De notre correspondant à La Réunion, Laurent DECLOITRE
Libération du 15 mai 2020
Les pouvoirs publics peinent à organiser la gestion des corps des défunts, potentiellement contaminés par le Covid-19.
Son corps a été manipulé, sans housse de protection, par les salariés de la Société de transport posthume de Mayotte (STPM), et sans doute embrassé par sa famille le 17 avril dernier à Mamoudzou, le chef-lieu du département d’outre-mer. Or la défunte, décédée à l’hôpital, était hautement contagieuse, puisque contaminée par le Covid 19. Ni la morgue, ni les proches n’avaient été avertis de son état. Pour Christian Patrimonio, l’avocat qui représente la STPM, ses clients auraient subi « une exposition médicalement avérée au risque de contamination ». Le certificat de décès énonçait qu’il n’y avait « pas lieu de mise en bière immédiate », comme l’exigent pourtant les mesures nationales en cette période d’épidémie. Il a fallu un second document pour que la nécessité d’un cercueil hermétique soit reconnue, afin d’acheminer le corps en métropole où la défunte souhaitait être enterrée. Les plaignants ont déposé une requête contre l’Agence régionale de santé et le préfet de Mayotte, qui n’auraient pas pris les mesures adaptées à l’épidémie. Le département, en zone rouge, est le seul de France à être encore soumis au confinement de sa population (voir Libération du 14 mai). Le tribunal administratif ayant rejeté la requête, le Conseil d’Etat a été saisi en appel.
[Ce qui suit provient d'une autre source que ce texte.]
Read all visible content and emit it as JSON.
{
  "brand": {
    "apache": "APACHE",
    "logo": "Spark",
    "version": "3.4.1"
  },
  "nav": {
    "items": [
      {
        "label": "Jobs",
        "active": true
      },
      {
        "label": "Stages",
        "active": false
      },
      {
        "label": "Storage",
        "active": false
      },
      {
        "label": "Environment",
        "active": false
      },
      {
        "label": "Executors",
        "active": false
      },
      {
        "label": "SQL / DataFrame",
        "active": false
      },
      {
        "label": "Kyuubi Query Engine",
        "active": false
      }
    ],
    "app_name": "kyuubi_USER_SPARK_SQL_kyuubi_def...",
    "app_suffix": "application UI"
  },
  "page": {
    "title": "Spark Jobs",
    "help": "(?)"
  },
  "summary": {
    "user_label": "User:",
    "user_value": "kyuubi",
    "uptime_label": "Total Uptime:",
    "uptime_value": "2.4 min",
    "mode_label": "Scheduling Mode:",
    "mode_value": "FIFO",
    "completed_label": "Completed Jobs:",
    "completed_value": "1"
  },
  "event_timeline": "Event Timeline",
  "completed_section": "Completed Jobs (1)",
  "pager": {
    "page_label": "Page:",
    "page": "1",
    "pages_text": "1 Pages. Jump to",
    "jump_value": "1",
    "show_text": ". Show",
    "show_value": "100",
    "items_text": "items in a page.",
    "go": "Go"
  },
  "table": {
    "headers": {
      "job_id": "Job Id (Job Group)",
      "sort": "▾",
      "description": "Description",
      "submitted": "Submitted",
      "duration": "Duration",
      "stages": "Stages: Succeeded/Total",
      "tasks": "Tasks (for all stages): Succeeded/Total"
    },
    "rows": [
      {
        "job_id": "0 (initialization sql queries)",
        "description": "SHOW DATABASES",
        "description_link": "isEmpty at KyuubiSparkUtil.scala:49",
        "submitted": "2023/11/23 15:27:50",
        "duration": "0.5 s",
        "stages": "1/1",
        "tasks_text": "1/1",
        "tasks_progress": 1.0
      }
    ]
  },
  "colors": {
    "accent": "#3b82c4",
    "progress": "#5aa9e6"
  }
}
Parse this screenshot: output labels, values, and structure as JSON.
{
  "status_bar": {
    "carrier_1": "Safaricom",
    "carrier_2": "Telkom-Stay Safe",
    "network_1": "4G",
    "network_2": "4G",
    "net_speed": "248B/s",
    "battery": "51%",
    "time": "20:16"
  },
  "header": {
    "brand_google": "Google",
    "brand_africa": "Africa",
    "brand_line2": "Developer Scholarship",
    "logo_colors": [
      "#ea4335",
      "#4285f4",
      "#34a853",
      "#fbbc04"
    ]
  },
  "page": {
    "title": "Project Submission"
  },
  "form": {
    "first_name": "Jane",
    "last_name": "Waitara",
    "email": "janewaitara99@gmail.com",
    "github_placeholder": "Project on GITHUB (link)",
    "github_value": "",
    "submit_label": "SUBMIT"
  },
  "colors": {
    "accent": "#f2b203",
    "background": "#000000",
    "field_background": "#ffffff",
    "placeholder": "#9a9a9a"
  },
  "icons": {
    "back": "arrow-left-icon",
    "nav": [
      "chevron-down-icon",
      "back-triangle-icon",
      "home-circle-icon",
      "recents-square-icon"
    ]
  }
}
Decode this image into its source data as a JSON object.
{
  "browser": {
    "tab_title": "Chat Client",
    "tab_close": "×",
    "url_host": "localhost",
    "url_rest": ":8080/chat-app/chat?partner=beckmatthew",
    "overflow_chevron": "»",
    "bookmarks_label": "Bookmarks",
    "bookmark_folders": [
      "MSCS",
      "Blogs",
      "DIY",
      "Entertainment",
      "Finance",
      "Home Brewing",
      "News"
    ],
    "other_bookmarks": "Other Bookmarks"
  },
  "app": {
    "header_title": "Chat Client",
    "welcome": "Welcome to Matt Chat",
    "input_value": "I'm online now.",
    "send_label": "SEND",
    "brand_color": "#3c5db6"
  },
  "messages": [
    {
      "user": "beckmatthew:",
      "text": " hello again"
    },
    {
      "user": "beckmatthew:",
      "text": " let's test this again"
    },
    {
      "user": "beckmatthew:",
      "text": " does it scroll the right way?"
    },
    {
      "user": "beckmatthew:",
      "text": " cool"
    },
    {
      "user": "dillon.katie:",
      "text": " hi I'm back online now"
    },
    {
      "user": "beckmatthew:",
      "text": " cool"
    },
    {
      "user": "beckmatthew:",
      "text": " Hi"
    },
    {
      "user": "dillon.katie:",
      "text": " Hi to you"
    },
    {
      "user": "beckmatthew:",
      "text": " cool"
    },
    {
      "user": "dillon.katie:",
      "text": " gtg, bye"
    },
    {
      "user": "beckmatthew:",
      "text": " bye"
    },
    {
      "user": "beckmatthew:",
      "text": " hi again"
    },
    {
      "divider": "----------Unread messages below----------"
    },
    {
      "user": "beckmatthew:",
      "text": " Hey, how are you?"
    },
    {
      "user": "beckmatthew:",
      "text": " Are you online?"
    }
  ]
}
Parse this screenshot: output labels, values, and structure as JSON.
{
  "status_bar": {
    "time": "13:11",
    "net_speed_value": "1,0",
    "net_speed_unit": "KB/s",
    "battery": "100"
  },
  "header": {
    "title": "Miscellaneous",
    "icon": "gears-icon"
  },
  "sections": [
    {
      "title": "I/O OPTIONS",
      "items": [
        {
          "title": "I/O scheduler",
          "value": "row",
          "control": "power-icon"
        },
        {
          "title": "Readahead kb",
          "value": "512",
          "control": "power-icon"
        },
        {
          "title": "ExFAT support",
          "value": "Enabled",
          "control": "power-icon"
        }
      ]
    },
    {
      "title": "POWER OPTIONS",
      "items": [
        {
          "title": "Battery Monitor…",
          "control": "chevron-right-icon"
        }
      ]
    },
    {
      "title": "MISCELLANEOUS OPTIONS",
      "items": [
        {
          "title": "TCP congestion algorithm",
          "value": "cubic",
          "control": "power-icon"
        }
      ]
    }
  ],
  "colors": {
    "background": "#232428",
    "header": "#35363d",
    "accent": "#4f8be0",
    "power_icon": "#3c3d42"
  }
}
L’affaire met en lumière la difficulté des pouvoirs publics à organiser la gestion des dépouilles, alors que l’Insee enregistre une hausse des décès de 40% en mars par rapport à la même période en 2019. Dans un territoire où 90% de la population est de confession musulmane, les rites d’enterrement compliquent encore la tâche. La loi d’urgence sanitaire impose la mise en bière (dans un cercueil) et interdit le toilettage des corps. Or à Mayotte, les familles récupèrent la dépouille dans les heures qui suivent la mort, lavent le corps, l’enveloppent dans un simple linceul et l’enterrent. « C’est très compliqué à expliquer aux familles, reconnaît Christophe Blanchard, directeur des affaires générales du Centre hospitalier de Mayotte. L’usage du cercueil est quasi inexistant ici ». Des attroupements se sont formés à plusieurs reprises, lorsque la morgue s’est présentée au domicile des familles pour récupérer les corps.
Même si les dignitaires religieux ont officiellement recommandé aux fidèles d’adapter leur pratique, les gestes barrières ne sont toujours pas appliqués. Assani Abdou, président de la mosquée de Mkafeni, à Tsingoni, sur la côte est de Mayotte, assure certes que les employés recourent désormais « à un petit tractopelle » pour les enterrements, au lieu de creuser à la main. Mais il admet qu’il y a toujours « beaucoup de monde » et que les corps sont simplement enveloppés, sans la protection d’un cercueil…
Le coût est aussi un obstacle : comment faire accepter aux 84% d’habitants vivant en dessous du seuil de pauvreté de débourser désormais entre 1500 et 3000 euros pour un cercueil, qu’ils considèrent comme inutile ? Estelle Youssoufa, présidente du Collectif des citoyens de Mayotte, balaie ces arguments ; selon elle, il faut appliquer la loi française, un point c’est tout. « Les hauts fonctionnaires de passage à Mayotte récitent les poncifs de pseudo spécificité locale pour masquer leur incurie », accuse-t-elle. La militante ultranationaliste demande que l’Etat prenne en charge le prix des cercueils : « Quand on trouve 2 millions d’euros pour l’aide alimentaire aux Comoriens en situation irrégulière, on ne peut faire preuve de radinerie face aux familles endeuillées »…
Le conseil d'Etat a finalement rejeté la requête des plaignants, jugeant que la gestion de l'ARS ne présentait aucune carence. Le Collectif a décidé de saisir la Cour européenne de justice.